Até há pouco tempo senti-me bem com esta distinção e para ser muito sincero nunca tinha pensado muito nisso. Usava as palavras da forma habitual, sem me aperceber que poderia a estar a cometer um erro quando dava um elogio «Tiveste um gesto muito humano hoje!»; ou quando no meio do trânsito dizia a barafustar «Que grande animal!». É o que dá não pensar muito no peso das palavras. Por vezes temos de nos afastar e olhá-las com estranheza, como se as olhássemos pela primeira vez, ou como se tivéssemos de as colocar numa entrada nova no dicionário. Convido-vos a fazer esse mesmo exercício, usando as características predominantes daquele que se assume como “humano”. A mim, deu-me isto:
Humano – (adj. Sing.) caracteriza aquele que tudo mata e destrói; aquele capaz de extinguir ecossistemas e provocar genocídios; característica de um ser dotado de comportamentos irracionais e maldosos; característica do ser capaz de provocar o caos, o pânico e a morte de outros seres, encurralando-os entre muros reais e legais, fronteiras, escarpas e mares; característica do ser capaz de assistir a todos os pontos anteriores com indiferença.
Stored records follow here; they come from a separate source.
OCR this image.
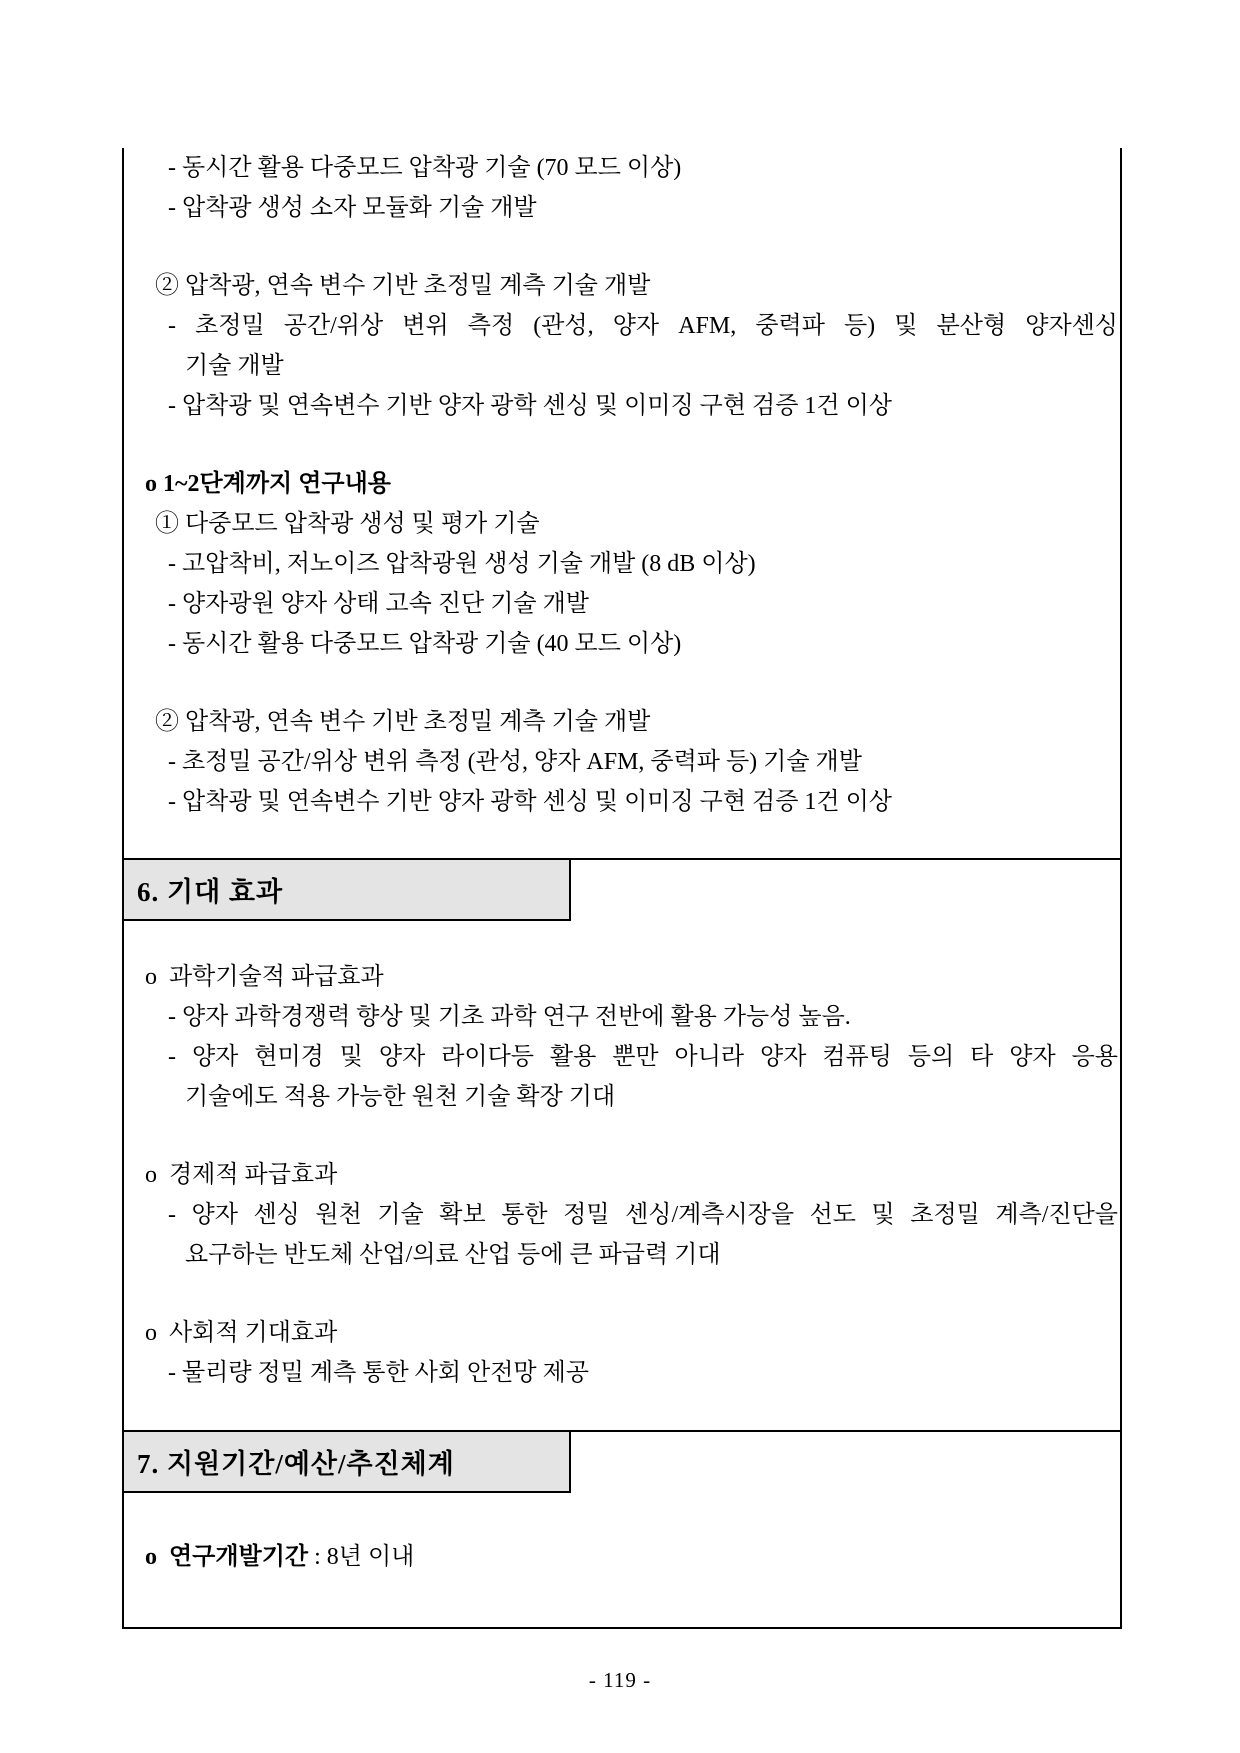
- 동시간 활용 다중모드 압착광 기술 (70 모드 이상)
- 압착광 생성 소자 모듈화 기술 개발
② 압착광, 연속 변수 기반 초정밀 계측 기술 개발
- 초정밀 공간/위상 변위 측정 (관성, 양자 AFM, 중력파 등) 및 분산형 양자센싱
기술 개발
- 압착광 및 연속변수 기반 양자 광학 센싱 및 이미징 구현 검증 1건 이상
o 1~2단계까지 연구내용
① 다중모드 압착광 생성 및 평가 기술
- 고압착비, 저노이즈 압착광원 생성 기술 개발 (8 dB 이상)
- 양자광원 양자 상태 고속 진단 기술 개발
- 동시간 활용 다중모드 압착광 기술 (40 모드 이상)
② 압착광, 연속 변수 기반 초정밀 계측 기술 개발
- 초정밀 공간/위상 변위 측정 (관성, 양자 AFM, 중력파 등) 기술 개발
- 압착광 및 연속변수 기반 양자 광학 센싱 및 이미징 구현 검증 1건 이상
6. 기대 효과
o  과학기술적 파급효과
- 양자 과학경쟁력 향상 및 기초 과학 연구 전반에 활용 가능성 높음.
- 양자 현미경 및 양자 라이다등 활용 뿐만 아니라 양자 컴퓨팅 등의 타 양자 응용
기술에도 적용 가능한 원천 기술 확장 기대
o  경제적 파급효과
- 양자 센싱 원천 기술 확보 통한 정밀 센싱/계측시장을 선도 및 초정밀 계측/진단을
요구하는 반도체 산업/의료 산업 등에 큰 파급력 기대
o  사회적 기대효과
- 물리량 정밀 계측 통한 사회 안전망 제공
7. 지원기간/예산/추진체계
o  연구개발기간 : 8년 이내
- 119 -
Sei que a definição que escrevi apresenta um lado negativo e parcelar da palavra e da realidade que descreve. Concordo! Mas a definição que todos conhecemos e tomamos como válida também o é. E cá para mim, estando apenas um pouco atentos à realidade que nos rodeia, temo que a minha definição sirva melhor o propósito de a descrever.
As palavras têm assim pesos, cheiros e cores. Não são é sempre os mesmos e não flutuam em direção ao que seria desejável. Há palavras que descrevem realidades ideais e que o passar dos dias tornou pesadas e vinagrentas, capazes até de nos causar reações muito “humanas” (à luz da minha definição) de repulsa e de resposta violenta.

Por isso, da próxima vez que alguém me disser que eu sou muito “humano”, não espere que sorria e agradeça. Não gosto de ser insultado.